Repost about my high-level idea (I’m an option 1 guy myself)
Option 1:
Stadium
- Major redevelopment of the entire stadium to make it multi-faceted asset that distinguishes GT from every other college program
- Get rid of the current skyboxes that serve coke & bags of frito chips. replace them with WeWork offices (co-working spaces) and sell those offices to GT's corporate innovation hub partners (e.g Coke, Delta, Amazon, NCR, etc.)...any college can have a coke ad on the scoreboard. not every stadium can have a office sign for coke's interns that are part of a word-class research partnership.
- Maybe even put a hotel with a large terrace overlooking the field in one of the corners. midtown needs additional hotel space. GT attracts a lot of vistors in need of a hotel...why not put one right on campus?
- the office space & hotel serve the purpose of making the football stadium be used more than 5 times a year. this will allow investment in actual restaurants & bathroom renovations in the stadium. why build a dining hall when you can just use the stadiums?
Atlanta Culture
- apologize to the entire world for wearing russel for so long
- make atlanta's hip-hop community part of GT athletics
- ludacris, TI, Outkast, Migos - these are all people who know how to build brands & have a entrepreneurial spirit. A Migos endorsement of GT would do more for this football program than anything anyone has mentioned so far. and i don't think many people realize that
- Connect to the beltline, allow GT alumni who live within a 5 mile radium of the stadium to get there easier / safer. get more greenspace for alumni to tailgate. connect to atlanta business culture - get more than just gt grads to come to games - get the hundres of thousands of people with offices looking down of bobby dodd to be fans too.

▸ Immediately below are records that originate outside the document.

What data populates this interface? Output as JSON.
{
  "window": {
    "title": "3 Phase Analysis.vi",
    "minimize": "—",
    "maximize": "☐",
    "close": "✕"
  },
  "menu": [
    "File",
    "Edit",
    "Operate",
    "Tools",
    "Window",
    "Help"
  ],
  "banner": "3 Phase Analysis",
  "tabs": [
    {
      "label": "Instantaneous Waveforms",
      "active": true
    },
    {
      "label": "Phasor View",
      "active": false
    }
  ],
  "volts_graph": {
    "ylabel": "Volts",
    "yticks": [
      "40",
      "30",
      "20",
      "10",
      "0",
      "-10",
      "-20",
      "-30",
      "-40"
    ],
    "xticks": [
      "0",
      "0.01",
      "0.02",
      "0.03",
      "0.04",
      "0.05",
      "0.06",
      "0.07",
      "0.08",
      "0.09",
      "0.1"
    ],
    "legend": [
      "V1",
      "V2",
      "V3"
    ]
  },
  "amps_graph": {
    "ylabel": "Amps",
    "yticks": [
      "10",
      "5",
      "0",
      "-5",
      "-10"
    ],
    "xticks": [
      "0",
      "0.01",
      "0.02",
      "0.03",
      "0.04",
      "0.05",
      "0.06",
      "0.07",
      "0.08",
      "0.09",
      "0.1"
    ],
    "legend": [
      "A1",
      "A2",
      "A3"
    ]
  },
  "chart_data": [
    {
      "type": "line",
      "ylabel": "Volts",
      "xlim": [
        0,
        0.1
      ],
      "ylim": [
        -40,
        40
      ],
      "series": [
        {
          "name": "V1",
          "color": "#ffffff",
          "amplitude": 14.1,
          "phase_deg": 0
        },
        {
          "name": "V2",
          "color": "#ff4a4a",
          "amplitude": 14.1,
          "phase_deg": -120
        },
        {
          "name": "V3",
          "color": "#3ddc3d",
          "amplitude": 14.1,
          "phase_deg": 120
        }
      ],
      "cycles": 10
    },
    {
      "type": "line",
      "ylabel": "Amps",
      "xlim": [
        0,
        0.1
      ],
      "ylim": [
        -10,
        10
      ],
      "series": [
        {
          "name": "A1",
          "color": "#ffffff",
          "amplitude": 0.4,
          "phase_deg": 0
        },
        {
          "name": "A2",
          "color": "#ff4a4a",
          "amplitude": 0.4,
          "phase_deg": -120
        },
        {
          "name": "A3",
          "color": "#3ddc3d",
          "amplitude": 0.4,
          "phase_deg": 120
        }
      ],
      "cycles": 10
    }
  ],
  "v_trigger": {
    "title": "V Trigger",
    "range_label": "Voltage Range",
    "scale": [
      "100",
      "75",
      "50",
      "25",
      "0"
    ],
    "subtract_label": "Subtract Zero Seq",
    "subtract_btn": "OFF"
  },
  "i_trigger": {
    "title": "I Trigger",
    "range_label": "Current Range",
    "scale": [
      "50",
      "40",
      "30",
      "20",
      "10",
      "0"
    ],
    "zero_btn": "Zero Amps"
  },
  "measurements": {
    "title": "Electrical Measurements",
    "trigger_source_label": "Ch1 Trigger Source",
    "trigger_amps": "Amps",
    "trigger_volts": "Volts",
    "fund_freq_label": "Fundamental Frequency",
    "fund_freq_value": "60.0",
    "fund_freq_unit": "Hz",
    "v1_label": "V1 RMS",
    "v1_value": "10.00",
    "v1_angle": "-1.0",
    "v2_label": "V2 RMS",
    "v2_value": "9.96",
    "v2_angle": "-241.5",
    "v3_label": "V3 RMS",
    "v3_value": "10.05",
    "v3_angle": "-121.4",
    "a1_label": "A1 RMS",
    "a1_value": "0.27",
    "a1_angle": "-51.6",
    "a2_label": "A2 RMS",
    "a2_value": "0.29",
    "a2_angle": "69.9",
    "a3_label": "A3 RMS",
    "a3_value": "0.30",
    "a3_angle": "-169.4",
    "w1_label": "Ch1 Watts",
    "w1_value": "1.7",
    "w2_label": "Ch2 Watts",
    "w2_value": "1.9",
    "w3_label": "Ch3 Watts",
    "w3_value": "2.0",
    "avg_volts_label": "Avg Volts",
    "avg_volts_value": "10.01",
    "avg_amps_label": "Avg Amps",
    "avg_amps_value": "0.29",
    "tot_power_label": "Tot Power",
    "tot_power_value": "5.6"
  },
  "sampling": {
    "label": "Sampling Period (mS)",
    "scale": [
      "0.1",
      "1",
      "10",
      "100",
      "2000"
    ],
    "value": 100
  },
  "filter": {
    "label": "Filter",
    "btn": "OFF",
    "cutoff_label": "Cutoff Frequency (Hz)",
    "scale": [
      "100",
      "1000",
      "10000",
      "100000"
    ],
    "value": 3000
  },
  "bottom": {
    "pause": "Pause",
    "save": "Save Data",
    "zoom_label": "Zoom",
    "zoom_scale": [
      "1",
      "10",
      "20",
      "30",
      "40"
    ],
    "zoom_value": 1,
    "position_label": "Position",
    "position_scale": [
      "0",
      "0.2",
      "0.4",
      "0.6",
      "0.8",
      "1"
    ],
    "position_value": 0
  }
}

- Stop kicking people off the team for smoking pot. it's so dumb and just wrong.
Option 2:
- Every year, get alumni to pay 10-15 18 year old kids $50,000 to $75,000 to play for GT...might have to start off at $100k to make a splash as a new entrant in SEC territory
- Pay lobbyists and lawyers to collect dirt on other major schools doing this same thing as an insurance policy against anyone snitching on you
- Hire a "big name" coach that makes $3 - $5 million more than CPJ. Then add another $20 million for assistants and support staff
- Spend $100-$250 million+ building a "state of the art" dorm for athletes with a private put-put course
- Purchase twitter troll bot armies & a few CS kids to game the way the NCAA makes money...mess with TV viewership "numbers", make social media stories go viral, make the numbers that people with marketing degrees measure but have no idea what they mean or how unreliable they are to make it look like people really care about GT.